Credit: Herschend Family Entertainment/USA TODAY
Silver Dollar City is pitching its new attraction as breaking a number of world records. It rightfully claims that Time Traveler is the fastest, steepest, and tallest complete-circuit spinning roller coaster.

You'll be positively attracted to this coaster

But not that much terror. At a height of 100 feet and a top speed of 50 mph, Time Traveler is plenty thrilling, but it’s not in the same league as some of the more extreme non-spinning coasters out there. Brad Thomas, the park’s president, calls it a “thrill ride that appeals to families,” which sounds about right. The height limit for the ride is 51 inches.

Each of Time Traveler’s cars seats four passengers, with two facing forward and two facing backward. As the train leaves the station, the cars rotate about a half spin so that the rear-facing passengers end up facing forwards and vice versa. And how does the ride accomplish that? You guessed it: magnets. The round fins on the cars pass through a magnet mounted to the track that causes them to spin.

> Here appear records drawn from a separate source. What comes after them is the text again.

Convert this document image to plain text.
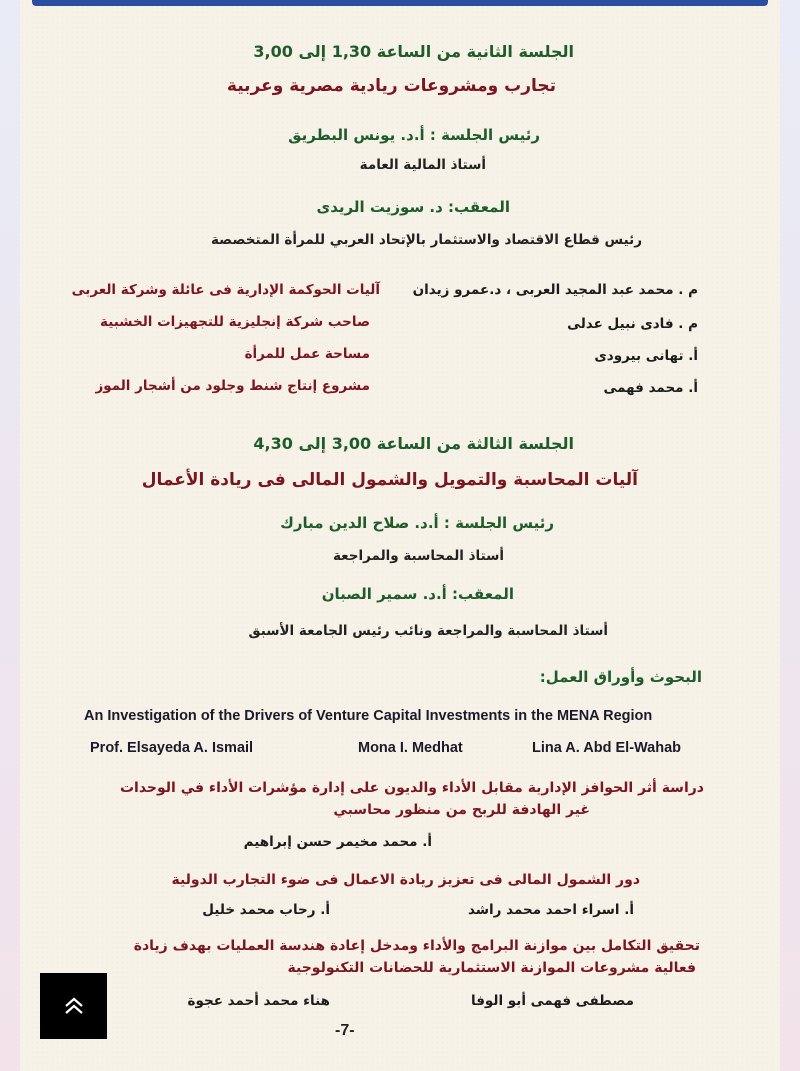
الجلسة الثانية من الساعة 1,30 إلى 3,00
تجارب ومشروعات ريادية مصرية وعربية
رئيس الجلسة : أ.د. يونس البطريق
أستاذ المالية العامة
المعقب: د. سوزيت الريدى
رئيس قطاع الاقتصاد والاستثمار بالإتحاد العربي للمرأة المتخصصة
م . محمد عبد المجيد العربى ، د.عمرو زيدان
آليات الحوكمة الإدارية فى عائلة وشركة العربى
م . فادى نبيل عدلى
صاحب شركة إنجليزية للتجهيزات الخشبية
أ. تهانى بيرودى
مساحة عمل للمرأة
أ. محمد فهمى
مشروع إنتاج شنط وجلود من أشجار الموز
الجلسة الثالثة من الساعة 3,00 إلى 4,30
آليات المحاسبة والتمويل والشمول المالى فى ريادة الأعمال
رئيس الجلسة : أ.د. صلاح الدين مبارك
أستاذ المحاسبة والمراجعة
المعقب: أ.د. سمير الصبان
أستاذ المحاسبة والمراجعة ونائب رئيس الجامعة الأسبق
البحوث وأوراق العمل:
An Investigation of the Drivers of Venture Capital Investments in the MENA Region
Prof. Elsayeda A. Ismail	Mona I. Medhat	Lina A. Abd El-Wahab
دراسة أثر الحوافز الإدارية مقابل الأداء والديون على إدارة مؤشرات الأداء في الوحدات
غير الهادفة للربح من منظور محاسبي
أ. محمد مخيمر حسن إبراهيم
دور الشمول المالى فى تعزيز ريادة الاعمال فى ضوء التجارب الدولية
أ. اسراء احمد محمد راشد
أ. رحاب محمد خليل
تحقيق التكامل بين موازنة البرامج والأداء ومدخل إعادة هندسة العمليات بهدف زيادة
فعالية مشروعات الموازنة الاستثمارية للحضانات التكنولوجية
مصطفى فهمى أبو الوفا
هناء محمد أحمد عجوة
-7-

Immediately after leaving the station the train plummets 100 feet at 90 degrees (as in straight down). To partially quell the speed (and help make the ride more family-friendly), trim brakes in the track powered by—yup— magnets imperceptibly slow the train’s first drop. After the drop, the ride takes off for a delightful, spinning romp through the Ozarks holler. Along the way, time travelers flip head over heels as they encounter a 95-foot-tall loop, a “zero-G roll” (a barrel roll-like maneuver that lifts them slightly out of their seats as it inverts them), and a dive loop.

About halfway through the ride, the train momentarily comes to a stop until linear synchronous motors launch it from 0 to 47 mph in 3 seconds. And what, you might ask, are linear synchronous motors? It is a fancy name for magnetic motors (yes, magnets yet again) embedded in the track that attract and repel magnets attached to the train to quickly rev it up to speed. A second pass-through a magnetic launch near the end of the ride boosts the speed from 30 to 45 mph in 3.5 seconds. That gives the train enough oomph to proceed up and back into the loading station.

Through it all, the coaster is wonderfully smooth. The launches are exhilarating. There are a couple of brief airtime, or free-floating, moments, especially in the train’s back car. Overall, the last car provides a more forceful and giddy ride experience. And the mild spinning really distinguishes Time Traveler from other coasters.

A tempest in a teacup

The spinning wasn’t always mild. When Silver Dollar City decided it was going to buy Mack Rides’ unique take on a spinning coaster, park officials went to Germany to try a prototype car that the manufacturer installed on an existing coaster. “It was not a pleasant experience,” says Thomas about the intense whirling and spiraling he and his team endured. “It was like a [rapidly spinning] teacup ride on a coaster. It would not have worked here.” In response, Mack’s engineers developed the breakthrough magnetic control system to temper the rotation speed.

While they weren’t initially thrilled about the uninhibited spinning, the Silver Dollar City folks were taken by the car that Mack designed for the coaster. Thomas says they thought it looked like some kind of time contraption. From that spark came the Time Traveler name and theme.

The park developed a rich storyline about a late 19th-century clockmaker and tinkerer who develops a time machine. To get to the ride, visitors pass through the inventor’s workshop, which is adorned, steampunk-style, with timepieces, cogs, gears, and mysterious artifacts about time travel.

With their copper, gold, and bronze embellishments, the coaster’s stunning cars make a bold statement. They look like something H. G. Wells may have described or Leonardo da Vinci may have built. Each one includes stylish time mechanisms affixed to its front and back that are set to July 1886. They are emblematic of Time Traveler, a ride that uses sophisticated, modern-day magnetic technology to transport riders back in time. At least, that’s my spin on the marvelous coaster.